I was out to dinner with my family. I had my wife, my twin sons, my daughter, my cook, my butler, and my secretary. Though the last three were not actually family they felt like it, and I certainly treated them like it now. Our waiter then came over and asked us what we were having and I knew something was familiar about him.

“What can I get for y-- Is that you rich snobby man?” He chuckled.

“That’s me. I see you got yourself a job” I kidded back.

“I see you got yourself a wife.”

“I did and a family.” I smiled thinking about all of them there with me.

“You still live in that fancy apartment?”
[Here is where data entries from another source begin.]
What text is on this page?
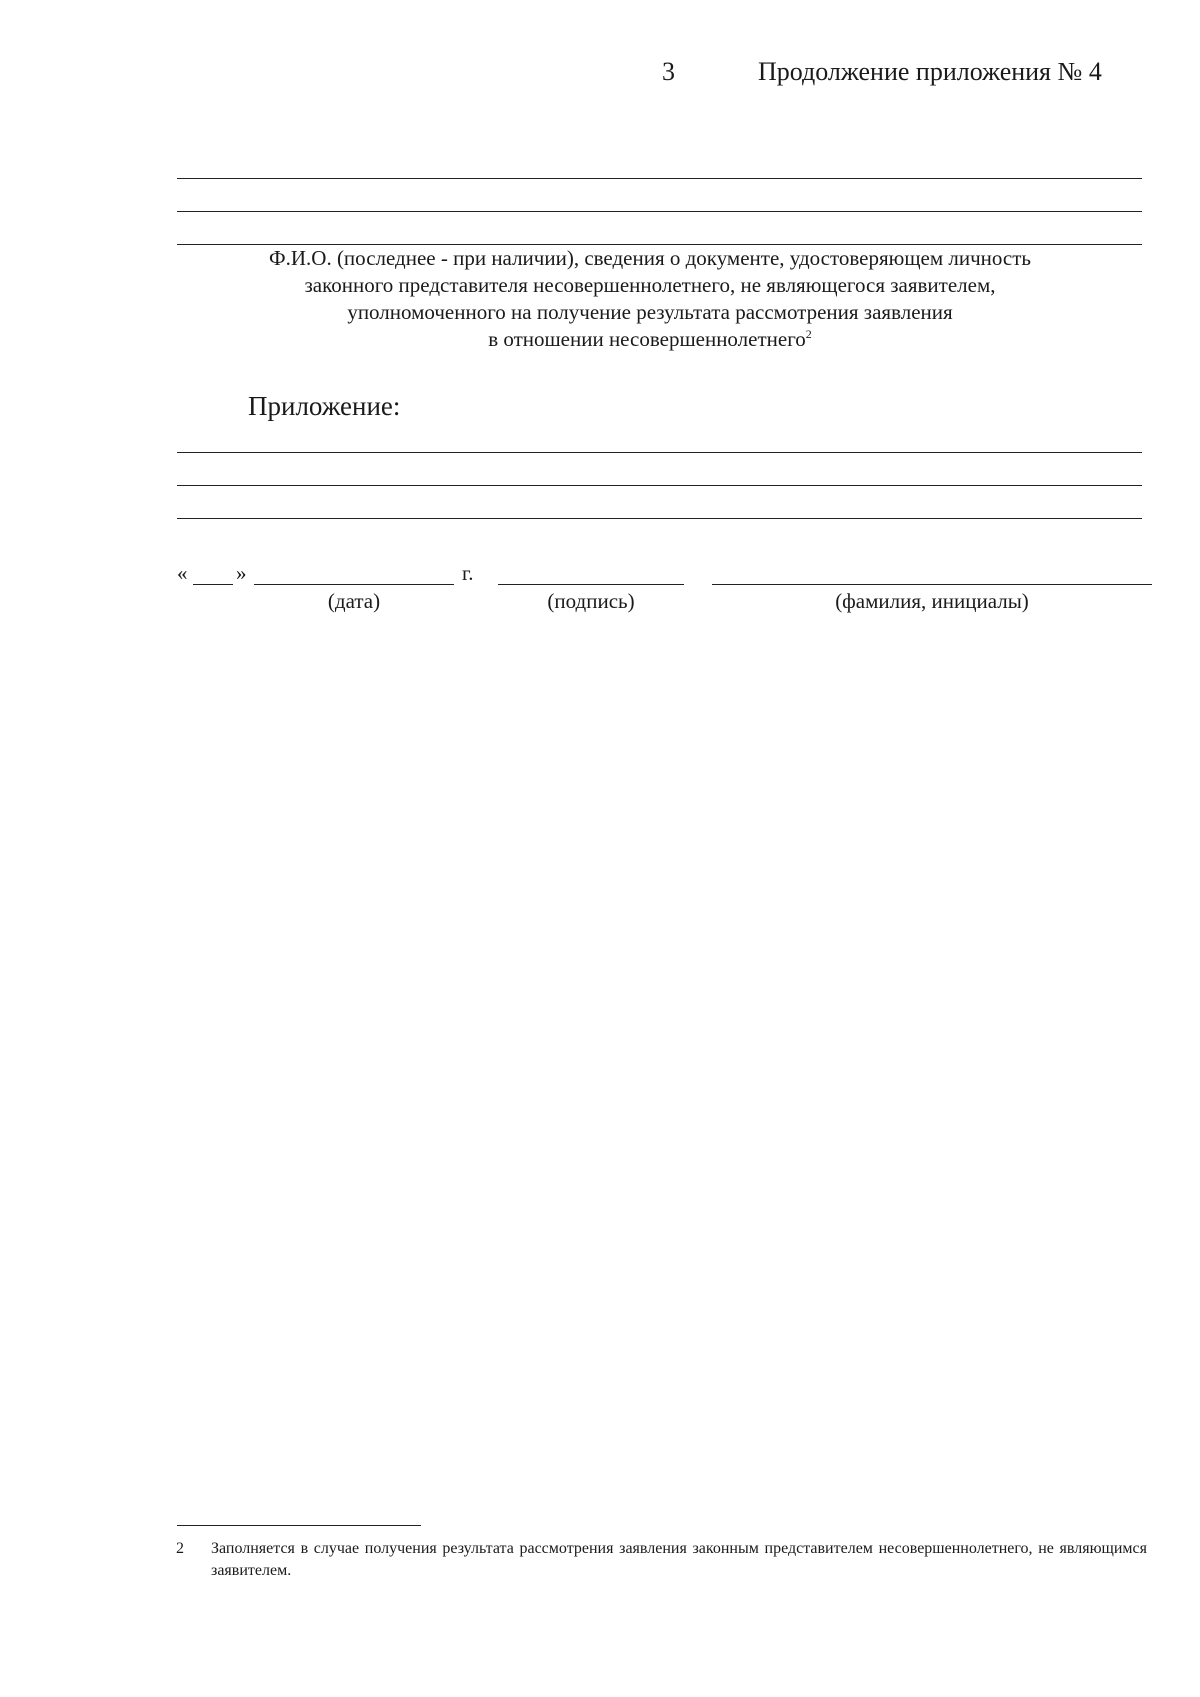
3	Продолжение приложения № 4
Ф.И.О. (последнее - при наличии), сведения о документе, удостоверяющем личность
законного представителя несовершеннолетнего, не являющегося заявителем,
уполномоченного на получение результата рассмотрения заявления
в отношении несовершеннолетнего$^2$
Приложение:
« »	г.
(дата)	(подпись)	(фамилия, инициалы)
2 Заполняется в случае получения результата рассмотрения заявления законным представителем несовершеннолетнего, не являющимся заявителем.
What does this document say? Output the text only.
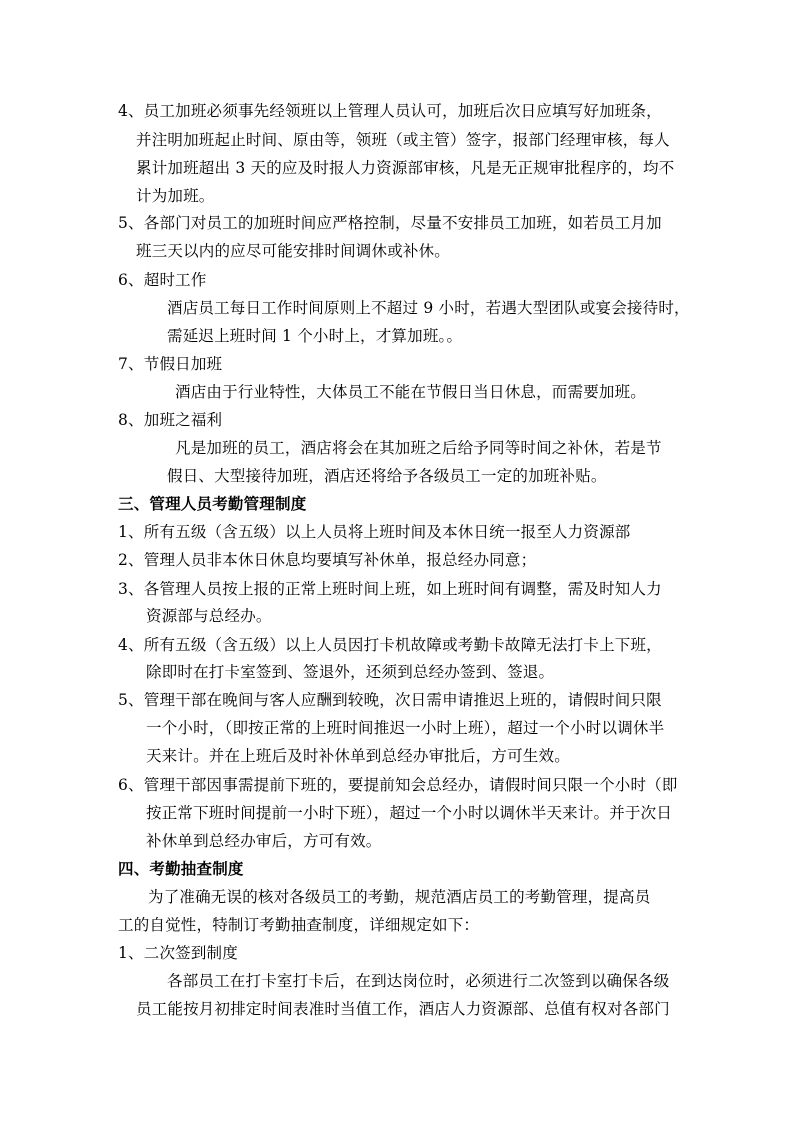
4、员工加班必须事先经领班以上管理人员认可，加班后次日应填写好加班条，
并注明加班起止时间、原由等，领班（或主管）签字，报部门经理审核，每人
累计加班超出 3 天的应及时报人力资源部审核，凡是无正规审批程序的，均不
计为加班。
5、各部门对员工的加班时间应严格控制，尽量不安排员工加班，如若员工月加
班三天以内的应尽可能安排时间调休或补休。
6、超时工作
酒店员工每日工作时间原则上不超过 9 小时，若遇大型团队或宴会接待时，
需延迟上班时间 1 个小时上，才算加班。。
7、节假日加班
酒店由于行业特性，大体员工不能在节假日当日休息，而需要加班。
8、加班之福利
凡是加班的员工，酒店将会在其加班之后给予同等时间之补休，若是节
假日、大型接待加班，酒店还将给予各级员工一定的加班补贴。
三、管理人员考勤管理制度
1、所有五级（含五级）以上人员将上班时间及本休日统一报至人力资源部
2、管理人员非本休日休息均要填写补休单，报总经办同意；
3、各管理人员按上报的正常上班时间上班，如上班时间有调整，需及时知人力
资源部与总经办。
4、所有五级（含五级）以上人员因打卡机故障或考勤卡故障无法打卡上下班，
除即时在打卡室签到、签退外，还须到总经办签到、签退。
5、管理干部在晚间与客人应酬到较晚，次日需申请推迟上班的，请假时间只限
一个小时，（即按正常的上班时间推迟一小时上班），超过一个小时以调休半
天来计。并在上班后及时补休单到总经办审批后，方可生效。
6、管理干部因事需提前下班的，要提前知会总经办，请假时间只限一个小时（即
按正常下班时间提前一小时下班），超过一个小时以调休半天来计。并于次日
补休单到总经办审后，方可有效。
四、考勤抽查制度
为了准确无误的核对各级员工的考勤，规范酒店员工的考勤管理，提高员
工的自觉性，特制订考勤抽查制度，详细规定如下：
1、二次签到制度
各部员工在打卡室打卡后，在到达岗位时，必须进行二次签到以确保各级
员工能按月初排定时间表准时当值工作，酒店人力资源部、总值有权对各部门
“No. I turned that into a homeless/unemployed shelter and help service center. Now, I live just outside the city. You still live in the city?”

“Yes, just in an actual apartment a few blocks down from my old corner. Thanks for the plague by the way.” The plague he was referring to was the one I put up on his corner that read “Here marks where I was asked ‘why’. The answer is simpler than you think”.

“Did you ever figure out the answer?”

“Yes, the answer is that there isn’t one. Society is how it is, and no one planned for it to be that way it just is.”

“Good. I am glad you figured it out. Anyway, Can I start you off with something to drink?”


The author's comments:

This piece was inspired by something that popped into my mind as well as what I see almost everyday.